Il team tecnico Elexonik supporta i clienti nella selezione del modulo corretto in base alla potenza del motore, alla tipologia di frenatura richiesta e alla tensione di alimentazione disponibile nell'impianto: un servizio di consulenza pre-vendita pensato per chi non può permettersi di ricevere un componente sbagliato o incompatibile con l'azionamento già installato.
Questa categoria fa parte della struttura Motori elettrici disponibile su Elexonik, all'interno del più ampio catalogo di Controllo e Automazione.
Cosa sono i moduli di frenatura e perché sono indispensabili nei sistemi di controllo motori
Un modulo di frenatura è un dispositivo elettronico che interviene sul motore per imporre un arresto controllato, riducendo il tempo necessario a portare l'asse in condizione di fermo rispetto alla sola inerzia meccanica. Nei contesti industriali, questa funzione ha un impatto diretto sulla produttività, sulla sicurezza e sull'usura meccanica dell'impianto: cicli di arresto rapido su linee di packaging, presse, macchine utensili e robotica richiedono tempi di decelerazione precisi e ripetibili che il solo attrito non è in grado di garantire.

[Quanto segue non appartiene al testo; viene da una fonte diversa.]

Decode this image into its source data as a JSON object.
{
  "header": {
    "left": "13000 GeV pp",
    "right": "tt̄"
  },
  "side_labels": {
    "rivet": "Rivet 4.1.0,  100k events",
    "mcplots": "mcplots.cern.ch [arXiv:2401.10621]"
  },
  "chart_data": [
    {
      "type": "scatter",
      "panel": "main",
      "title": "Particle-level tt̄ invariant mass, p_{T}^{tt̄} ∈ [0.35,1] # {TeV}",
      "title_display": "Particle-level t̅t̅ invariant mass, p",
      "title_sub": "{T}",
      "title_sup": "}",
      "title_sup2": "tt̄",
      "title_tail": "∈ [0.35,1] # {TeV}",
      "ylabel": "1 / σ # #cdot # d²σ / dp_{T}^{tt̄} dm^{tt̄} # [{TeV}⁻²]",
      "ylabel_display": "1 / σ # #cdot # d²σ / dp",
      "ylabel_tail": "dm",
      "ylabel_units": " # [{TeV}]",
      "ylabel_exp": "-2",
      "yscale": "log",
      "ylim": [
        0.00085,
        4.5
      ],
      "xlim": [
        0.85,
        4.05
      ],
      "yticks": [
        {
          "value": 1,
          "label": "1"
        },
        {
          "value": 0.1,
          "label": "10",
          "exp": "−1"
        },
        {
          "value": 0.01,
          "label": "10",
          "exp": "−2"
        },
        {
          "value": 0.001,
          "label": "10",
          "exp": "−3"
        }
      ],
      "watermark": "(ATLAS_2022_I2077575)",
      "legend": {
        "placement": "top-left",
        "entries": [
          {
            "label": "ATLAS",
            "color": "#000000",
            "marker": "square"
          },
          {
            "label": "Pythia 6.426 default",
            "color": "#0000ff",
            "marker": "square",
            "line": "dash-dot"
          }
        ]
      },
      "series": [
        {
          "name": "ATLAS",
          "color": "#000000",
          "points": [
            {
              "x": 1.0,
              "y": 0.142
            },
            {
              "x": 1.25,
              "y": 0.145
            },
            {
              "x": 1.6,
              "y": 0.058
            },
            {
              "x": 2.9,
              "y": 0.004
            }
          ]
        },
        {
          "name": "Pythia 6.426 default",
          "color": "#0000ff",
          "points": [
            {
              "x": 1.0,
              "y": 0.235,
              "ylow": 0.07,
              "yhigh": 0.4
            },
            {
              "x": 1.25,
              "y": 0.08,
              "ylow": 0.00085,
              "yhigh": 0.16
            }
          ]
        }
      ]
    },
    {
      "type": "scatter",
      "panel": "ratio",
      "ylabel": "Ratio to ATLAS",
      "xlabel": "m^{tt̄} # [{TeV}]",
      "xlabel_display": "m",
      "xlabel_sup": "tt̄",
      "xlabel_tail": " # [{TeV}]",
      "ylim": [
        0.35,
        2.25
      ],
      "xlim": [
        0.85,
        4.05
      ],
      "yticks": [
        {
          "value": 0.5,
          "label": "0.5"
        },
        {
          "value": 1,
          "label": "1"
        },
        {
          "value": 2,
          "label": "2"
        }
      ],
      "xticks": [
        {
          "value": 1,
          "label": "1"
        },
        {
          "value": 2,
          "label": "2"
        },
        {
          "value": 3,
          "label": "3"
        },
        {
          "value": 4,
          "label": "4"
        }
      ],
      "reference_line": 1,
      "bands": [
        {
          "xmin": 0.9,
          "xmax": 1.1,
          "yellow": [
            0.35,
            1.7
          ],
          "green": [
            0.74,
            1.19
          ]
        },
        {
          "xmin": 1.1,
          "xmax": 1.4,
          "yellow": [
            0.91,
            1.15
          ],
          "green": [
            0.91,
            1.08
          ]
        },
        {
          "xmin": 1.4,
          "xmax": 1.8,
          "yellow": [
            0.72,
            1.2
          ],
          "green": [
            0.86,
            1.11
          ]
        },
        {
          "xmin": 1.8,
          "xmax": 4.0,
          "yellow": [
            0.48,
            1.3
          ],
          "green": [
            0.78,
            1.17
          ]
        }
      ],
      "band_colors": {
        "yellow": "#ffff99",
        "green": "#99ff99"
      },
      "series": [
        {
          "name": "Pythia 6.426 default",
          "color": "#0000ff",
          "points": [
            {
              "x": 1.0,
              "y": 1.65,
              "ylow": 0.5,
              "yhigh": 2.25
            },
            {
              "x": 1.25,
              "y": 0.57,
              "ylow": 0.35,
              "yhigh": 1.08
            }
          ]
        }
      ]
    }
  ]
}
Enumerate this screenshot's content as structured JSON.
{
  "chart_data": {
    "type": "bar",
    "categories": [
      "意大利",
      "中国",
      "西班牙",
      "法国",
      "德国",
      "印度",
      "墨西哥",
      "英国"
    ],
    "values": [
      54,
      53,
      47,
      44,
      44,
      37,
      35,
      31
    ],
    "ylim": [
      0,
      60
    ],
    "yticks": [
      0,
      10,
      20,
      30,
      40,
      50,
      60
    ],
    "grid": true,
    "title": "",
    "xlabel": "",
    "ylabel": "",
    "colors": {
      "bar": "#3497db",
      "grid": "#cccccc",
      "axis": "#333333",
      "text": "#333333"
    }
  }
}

A differenza dei freni meccanici, che agiscono per contatto fisico con conseguente usura progressiva, i moduli di frenatura elettronici gestiscono la decelerazione per via elettrica, con minore usura sui componenti meccanici e maggiore precisione sul tempo di arresto. Il risultato è un sistema che può sostenere migliaia di cicli di avvio-frenatura senza interventi di manutenzione ordinaria sul freno stesso.
Le famiglie di moduli di frenatura disponibili a catalogo
Il catalogo Elexonik copre le principali tipologie di moduli di frenatura presenti nel mercato industriale. I moduli a iniezione di corrente continua agiscono iniettando una corrente continua negli avvolgimenti statorici del motore asincrono trifase al momento dello sgancio dell'alimentazione alternata: il campo magnetico fisso generato produce una coppia frenante che si oppone alla rotazione, portando il motore al fermo in tempi significativamente inferiori rispetto all'arresto per inerzia. I moduli di frenatura dinamica dissipano invece l'energia cinetica attraverso una resistenza, applicando un carico resistivo durante la decelerazione: sono la soluzione tipica in abbinamento a inverter e azionamenti per servomotori. I moduli per servomotori sono progettati per operare con azionamenti brushless e sincroni ad alta dinamica, dove la risposta al comando di frenatura deve essere immediata e la curva di decelerazione deve seguire un profilo definito dal ciclo di lavoro della macchina.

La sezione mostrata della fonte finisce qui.